Keskinlikten Uzak

Fotoğraf

Away From Clarity / Kesinlikten Uzak 

 

 

-----“İnsanoğlu, dünya tarihinde var olduğu ilk zamanlarda, suyun içinde kendi imgesini gördü. Ne zaman ki o suyu içmek üzere diz çöktü; o zaman var olmaya başladı” Bill Viola,

 

 

             2013. Keskinlikten Uzak, Çınar Eslek’in beşinci sergisinin ismi (2008- “Farkında Değilim”, 2009- “Paralel Diyar”, 2010- “Dolayısıyla” ve 2011-“Bir De”). Eslek’in son yıllardaki üretiminin ağırlık noktasını, beden ve mekân oluşturuyor. Sanatçı, bedene de mekâna da doğrudan yer vermeksizin bu iki kavrama işaret eden bir üretim sürecinin içerisinde yer alıyor. Çınar Eslek, beden-mekân üzerine olan söylemini, 2010 yılındaki Dolayısıyla sergisinden bu yana “yok-yer” kavramı üzerinden temellendiriyor. Bu açıdan bakıldığında Keskinlikten Uzak sergisi, Dolayısıyla sergisiyle başlayan bir zincirin halkası niteliğinde. “Yok-yer”ler, tarihselliği ve kimlikle ilişkisi üzerinden tanımlanamayan, tıpkı havaalanları örneğinde olduğu gibi, kimliklerin hayatları ele vermediği, anlık karşılaşmaların, geçiciliğin mekânları olan tanımlanan mekânlardır. Çınar Eslek de, Keskinlikten Uzak sergisinde “yok-yer”leri, malzeme-kavram olarak yararlandığı süt ile sorguluyor. Eslek’in süte atfı, tıpkı Bill Viola’nın suya olan atfı gibi, yaşamsal, kurucu, var edici bir öğe. Sütün akışkan niteliği de bir yandan bu özelliklerini diğer yandan da “yok-yer” tanımını destekler nitelikte. Eslek, sütü işlevinden arındırarak, onun salt imgesinin nasıl oluştuğuna dair belirtiler sunuyor. Sanatçının, sütün akışkanlığı içerisinde belli belirsiz bedenlerin varlık kazandırdığı imgeleri de, izleyiciye kimliğin ve cinsiyetin ne olduğuna dair ipuçları vermeksizin, imgeye yüklenen anlamların sorgulanmasını sağlıyor. 

  

              Salt imgeye yüklenen anlam, bu noktada Derrida’nın “différance” kavramını da akla getiriyor. Derrida’ya göre, Saussure’ün iddia ettiği gibi, gösteren ile gösterilen arasında birebir bağlantı bulunmaz. An1am tamamlanamayan bir şeydir, zira bir gösterenin anlamı diğer bütün gösterenlerle ilişkilidir. Anlamın kesinleşmesi daima bir “oluş” halindedir. Anlam, çok yönlü, akışkan bağlantılar kurar. Aynı noktaya vurgu yapan Lacan da, gösterenin gönderme yaptığı belli bir gösterilen olmadığı görüşündedir. “Şayet bir gösterenin anlamı sabit olsaydı, gösteren ve gösterilen arasındaki ilişki, değişmeyen tek bir anlam yaratırdı” diyen Lacan, gösterenler zincirinde sürekli bir kayma, akış ve dolaşım olduğunu; gösterenlerin sürekli diğer gösterenlerle olan ilişkilerinde kendilerini var ettiklerini; bu sürecin, sabit olmayan, akışkan bir süreç olduğunu savunmaktadır. Böylesi bir süreçte anlam da muğlaklaşmaya mahkûm olur.

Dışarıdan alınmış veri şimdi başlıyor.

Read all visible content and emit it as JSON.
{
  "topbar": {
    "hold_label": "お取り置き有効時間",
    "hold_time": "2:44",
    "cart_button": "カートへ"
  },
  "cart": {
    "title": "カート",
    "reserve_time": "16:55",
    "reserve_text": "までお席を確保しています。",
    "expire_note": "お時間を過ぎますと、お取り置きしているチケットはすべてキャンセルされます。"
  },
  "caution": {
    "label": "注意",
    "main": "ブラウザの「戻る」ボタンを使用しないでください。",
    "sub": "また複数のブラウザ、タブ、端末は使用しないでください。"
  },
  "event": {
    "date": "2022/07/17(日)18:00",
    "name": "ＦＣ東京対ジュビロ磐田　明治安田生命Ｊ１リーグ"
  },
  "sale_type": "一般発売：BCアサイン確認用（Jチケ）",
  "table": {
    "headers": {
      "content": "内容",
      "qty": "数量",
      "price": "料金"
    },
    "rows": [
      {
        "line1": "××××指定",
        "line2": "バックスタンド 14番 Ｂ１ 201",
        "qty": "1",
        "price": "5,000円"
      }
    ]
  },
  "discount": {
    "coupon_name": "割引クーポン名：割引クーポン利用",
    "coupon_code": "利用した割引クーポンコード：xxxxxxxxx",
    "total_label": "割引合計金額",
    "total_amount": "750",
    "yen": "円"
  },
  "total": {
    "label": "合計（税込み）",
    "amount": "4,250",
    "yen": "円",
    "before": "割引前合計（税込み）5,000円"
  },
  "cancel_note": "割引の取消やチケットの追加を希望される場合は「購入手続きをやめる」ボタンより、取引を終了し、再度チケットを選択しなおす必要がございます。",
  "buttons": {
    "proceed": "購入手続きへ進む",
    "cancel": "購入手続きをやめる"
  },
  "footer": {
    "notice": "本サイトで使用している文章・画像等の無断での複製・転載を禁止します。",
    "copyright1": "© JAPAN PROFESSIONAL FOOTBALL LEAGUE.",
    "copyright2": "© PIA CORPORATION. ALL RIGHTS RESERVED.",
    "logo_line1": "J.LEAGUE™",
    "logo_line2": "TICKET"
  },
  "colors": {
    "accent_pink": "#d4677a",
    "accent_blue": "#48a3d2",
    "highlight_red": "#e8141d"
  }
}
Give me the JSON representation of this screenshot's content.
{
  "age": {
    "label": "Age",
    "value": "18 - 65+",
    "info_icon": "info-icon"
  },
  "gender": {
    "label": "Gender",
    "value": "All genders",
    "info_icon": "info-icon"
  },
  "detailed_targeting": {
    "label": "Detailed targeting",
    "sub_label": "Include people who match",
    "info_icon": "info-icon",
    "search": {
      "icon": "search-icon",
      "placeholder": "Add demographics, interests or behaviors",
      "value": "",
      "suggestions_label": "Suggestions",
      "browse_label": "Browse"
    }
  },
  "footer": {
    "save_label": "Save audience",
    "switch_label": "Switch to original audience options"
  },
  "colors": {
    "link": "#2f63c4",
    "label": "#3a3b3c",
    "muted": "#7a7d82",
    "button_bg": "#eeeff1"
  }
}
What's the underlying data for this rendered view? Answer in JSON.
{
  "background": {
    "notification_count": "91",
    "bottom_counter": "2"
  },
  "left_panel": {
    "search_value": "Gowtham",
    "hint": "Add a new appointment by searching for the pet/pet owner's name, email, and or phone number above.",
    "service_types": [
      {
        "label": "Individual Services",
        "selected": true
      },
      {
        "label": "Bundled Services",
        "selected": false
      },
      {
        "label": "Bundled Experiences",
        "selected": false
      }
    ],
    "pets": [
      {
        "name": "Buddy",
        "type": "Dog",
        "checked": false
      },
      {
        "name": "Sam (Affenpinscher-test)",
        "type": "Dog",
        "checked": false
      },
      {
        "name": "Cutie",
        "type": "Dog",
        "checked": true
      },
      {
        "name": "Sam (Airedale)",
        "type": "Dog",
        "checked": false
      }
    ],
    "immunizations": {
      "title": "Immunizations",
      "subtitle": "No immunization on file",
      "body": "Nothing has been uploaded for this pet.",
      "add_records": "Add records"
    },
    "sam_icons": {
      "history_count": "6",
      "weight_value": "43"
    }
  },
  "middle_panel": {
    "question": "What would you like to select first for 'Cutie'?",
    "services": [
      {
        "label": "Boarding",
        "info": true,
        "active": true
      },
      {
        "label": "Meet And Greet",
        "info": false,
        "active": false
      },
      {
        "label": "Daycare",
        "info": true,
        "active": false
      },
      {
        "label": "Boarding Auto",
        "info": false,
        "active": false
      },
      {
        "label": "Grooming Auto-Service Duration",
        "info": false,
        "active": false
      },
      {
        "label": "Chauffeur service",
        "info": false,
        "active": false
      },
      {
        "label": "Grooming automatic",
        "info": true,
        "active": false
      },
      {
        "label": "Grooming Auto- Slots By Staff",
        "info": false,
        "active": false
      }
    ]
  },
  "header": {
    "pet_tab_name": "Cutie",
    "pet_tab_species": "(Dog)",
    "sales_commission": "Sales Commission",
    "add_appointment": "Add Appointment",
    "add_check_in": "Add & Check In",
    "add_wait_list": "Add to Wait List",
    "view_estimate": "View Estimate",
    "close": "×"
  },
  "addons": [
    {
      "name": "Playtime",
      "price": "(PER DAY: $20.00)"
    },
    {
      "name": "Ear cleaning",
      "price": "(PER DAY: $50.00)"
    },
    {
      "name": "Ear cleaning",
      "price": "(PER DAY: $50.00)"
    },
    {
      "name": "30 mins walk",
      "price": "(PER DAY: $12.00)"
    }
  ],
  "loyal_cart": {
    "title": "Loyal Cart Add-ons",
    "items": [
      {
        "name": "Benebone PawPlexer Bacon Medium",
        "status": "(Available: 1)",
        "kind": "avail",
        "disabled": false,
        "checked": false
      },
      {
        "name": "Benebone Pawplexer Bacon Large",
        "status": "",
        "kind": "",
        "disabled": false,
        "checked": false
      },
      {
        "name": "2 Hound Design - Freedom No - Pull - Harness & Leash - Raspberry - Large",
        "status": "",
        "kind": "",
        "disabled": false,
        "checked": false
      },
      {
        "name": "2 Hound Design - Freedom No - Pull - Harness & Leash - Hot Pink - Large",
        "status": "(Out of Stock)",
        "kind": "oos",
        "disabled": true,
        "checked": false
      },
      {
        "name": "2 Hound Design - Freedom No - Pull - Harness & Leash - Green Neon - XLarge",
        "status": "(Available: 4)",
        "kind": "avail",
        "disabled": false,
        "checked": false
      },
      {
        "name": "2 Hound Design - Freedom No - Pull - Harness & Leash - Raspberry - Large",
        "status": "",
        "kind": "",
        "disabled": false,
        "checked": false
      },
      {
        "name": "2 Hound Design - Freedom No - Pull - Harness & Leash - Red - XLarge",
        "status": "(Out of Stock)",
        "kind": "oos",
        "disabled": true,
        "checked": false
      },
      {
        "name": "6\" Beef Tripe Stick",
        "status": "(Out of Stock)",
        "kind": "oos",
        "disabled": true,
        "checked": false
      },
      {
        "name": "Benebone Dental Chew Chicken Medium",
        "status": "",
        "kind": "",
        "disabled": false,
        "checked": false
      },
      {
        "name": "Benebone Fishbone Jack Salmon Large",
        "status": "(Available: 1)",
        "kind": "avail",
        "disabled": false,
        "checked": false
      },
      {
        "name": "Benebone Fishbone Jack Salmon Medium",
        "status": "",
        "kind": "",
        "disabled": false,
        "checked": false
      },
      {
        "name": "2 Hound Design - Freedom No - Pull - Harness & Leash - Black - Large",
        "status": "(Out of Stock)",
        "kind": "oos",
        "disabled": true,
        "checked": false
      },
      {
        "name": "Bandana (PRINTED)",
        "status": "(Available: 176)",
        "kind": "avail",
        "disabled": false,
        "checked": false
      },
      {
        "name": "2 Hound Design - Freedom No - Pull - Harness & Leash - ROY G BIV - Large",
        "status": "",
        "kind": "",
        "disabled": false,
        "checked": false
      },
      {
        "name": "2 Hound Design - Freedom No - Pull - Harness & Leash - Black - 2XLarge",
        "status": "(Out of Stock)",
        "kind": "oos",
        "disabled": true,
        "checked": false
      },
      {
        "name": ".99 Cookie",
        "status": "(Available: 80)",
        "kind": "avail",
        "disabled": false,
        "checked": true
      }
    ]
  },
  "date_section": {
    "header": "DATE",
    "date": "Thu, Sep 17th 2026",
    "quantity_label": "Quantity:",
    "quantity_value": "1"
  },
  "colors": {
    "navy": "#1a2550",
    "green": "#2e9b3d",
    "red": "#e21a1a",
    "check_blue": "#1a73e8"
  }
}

            Çınar Eslek’in Keskinlikten Uzak sergisini oluşturan son çalışmaları da, akışkanlık, différance kavramları bağlamında değerlendirilmelidir. Eslek, akışkan bir malzeme/kavram olarak sütten yararlanarak ne mekânın kendisine ne sütün kendisine ne de bedenin kendisine dair bir ipucu vermeyerek bir anlamda kendi temsilinin izini sürüyor; bunu yaparken de, tıpkı önceki sergilerinde yaptığı gibi, zaman-mekân kavramları üzerine giderek bir anlamda kronotop (o zaman ve o mekânda) anlatılar oluşturuyor. Eslek, “akışkanlık”ı, “oluş”u biçime yansıtmak için sütün akışkanlığından yararlanıyor ve yer yer de sütün içerisinde belli belirsiz bedenlere varlık kazandırıyor. Eslek’in üzerine gittiği “akışkanlık” ve “oluş”, kuşkusuz zaman problemini de beraberinde getiriyor. Kendine has bir öznelliğe sahip olan “zaman”, aynı zamanda çoklu okumalara imkân tanıyan bir kavramdır. Zaman, bir yandan yeni başlangıçların hareket noktasıdır; öte yandan da olayların sonuçlandığı yer olma özelliğiyle adeta mekânla kaynaşır, mekânın içine akan bir anlatılar silsilesini ortaya koyar. Çınar Eslek’in Keskinlikten Uzak sergisindeki çalışmaları da bu bağlamda Dolayısıyla sergisinden bu yana ürettiği çalışmalarına eklemlenir. “Değişim”, “oluş”, “kadın oluş”, “geçicilik”, “akışkanlık” kavramları, Eslek’in bu sergisinde de zaman-mekân tasarımıyla bütünleşip yeni “yok-yer”ler oluşturmaktadır.